O mundo do concurseiro lembra uma igreja. Há sempre os testemunhos antes das aulas atestando a validade da fé no próprio esforço e afiançando que, se houver entrega e uma mentalidade vitoriosa, um dia essa vaga prometida chegará num certame qualquer, não se sabe se nesta ou noutra encarnação.
Por razões pessoais, tenho passado a frequentar esses cultos. Gosto de me diluir na massa de alunos entre esperançosos e ressabiados, todos ungidos por uma graça distante e cada um imbuído de um propósito singular e levemente desesperado.
Qual? Ganhar mais ou algum dinheiro e garantir estabilidade num mundo instável e prestes a colapsar, não interessa se hoje ou daqui a duas décadas. Para um grupo tão heterogêneo, o futuro é imediato e as opções, nenhuma.
Ouço a voz grave do professor no evangelho das orações – subordinadas reduzidas de infinitivo –, e prontamente me genuflexo. Mas, como não estou certo de que esse verbo é pronominal (embora o use assim mesmo porque tenho preguiça de consultar o ChatGPT), faço menção de levantar.
De pé, rogo a deus que afaste de mim o cálice da desinteligência emocional e tudo que esteja bloqueando o meu potencial de crescimento pessoal e também os canais de acesso ao sagrado da norma culta da língua portuguesa, ao menos enquanto estiver na sala 107 do bloco D.
Nessas aulas da noite, tento desesperadamente me reconectar com a sintaxe do Sujeito Oculto por trás das sentenças que, na hora de preencher o gabarito com caneta azul de ponta porosa, decidem uma vida, principalmente quando as questões específicas têm peso diferenciado.
No intervalo, e já sentindo uma culpa cristã por não estar em casa vendo um capítulo de série, bate a tentação. Me pergunto o que estou fazendo ali e tenho vontade de ir embora.

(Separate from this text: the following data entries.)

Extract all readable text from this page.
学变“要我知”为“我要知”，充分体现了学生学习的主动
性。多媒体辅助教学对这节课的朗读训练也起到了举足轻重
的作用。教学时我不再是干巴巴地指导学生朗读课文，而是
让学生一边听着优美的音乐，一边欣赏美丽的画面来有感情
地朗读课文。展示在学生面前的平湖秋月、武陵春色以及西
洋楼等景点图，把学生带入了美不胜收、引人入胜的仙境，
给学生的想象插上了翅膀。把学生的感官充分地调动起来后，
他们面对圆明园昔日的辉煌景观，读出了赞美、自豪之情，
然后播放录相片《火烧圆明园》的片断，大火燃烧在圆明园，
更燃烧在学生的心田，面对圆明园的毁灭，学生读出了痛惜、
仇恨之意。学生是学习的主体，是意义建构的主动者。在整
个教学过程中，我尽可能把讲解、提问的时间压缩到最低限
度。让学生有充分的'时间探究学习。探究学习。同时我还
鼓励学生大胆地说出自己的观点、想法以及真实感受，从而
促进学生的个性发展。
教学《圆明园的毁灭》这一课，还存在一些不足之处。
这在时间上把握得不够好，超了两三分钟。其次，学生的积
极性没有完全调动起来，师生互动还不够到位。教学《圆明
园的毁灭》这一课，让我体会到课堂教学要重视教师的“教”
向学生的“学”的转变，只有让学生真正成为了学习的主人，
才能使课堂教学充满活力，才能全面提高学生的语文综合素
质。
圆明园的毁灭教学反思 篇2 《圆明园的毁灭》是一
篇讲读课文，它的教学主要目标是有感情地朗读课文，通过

Até ensaio guardar o caderno discretamente, sem chamar atenção apanhar celular e lápis e, sob o luar quente da cidade, sair desembestado pra comprar uma batata frita cujo odor oleoso havia empesteado o ambiente.
Mas logo outra aluna, esta consagrada com aprovação recente (gabaritou legislação e raciocínio lógico, além de quase fechar direito administrativo), toma a palavra, nesse sentido foucaultiano de se inserir num fluxo sem origem nem fim.
O que ela diz? Sem olhar para mim, fala que, nessa jornada pelo deserto (são os vocábulos que ela escolhe na pregação), muitas vezes o candidato se vê sozinho e desamparado como talvez alguns de vocês se sintam neste instante. E, agora mirando na direção da minha cadeira, pespega: “Mas desistir não é uma opção para marcar”.
Como se escrita com fogo, essa construção ricocheteia feito um bólido na minha disciplina vacilante de proto-concurseiro de primeira viagem. Sem dar tempo para pensar, o professor examina sintaticamente a frase no quadro branco, introduzindo a segunda seção da exposição, dedicada à análise do período composto.
Ainda devaneio na onda epifânica dessa revelação quando o guru da língua de Camões e Anitta interpela a sua audiência de aspirantes a servidores com uma pergunta tão misteriosa quanto a santíssima trindade: “para marcar” era uma subordinada adjetiva restritiva ou substantiva completiva nominal?
Nessa hora, um silêncio bíblico despenca sobre a turma, interrompido apenas pela sirene da escola.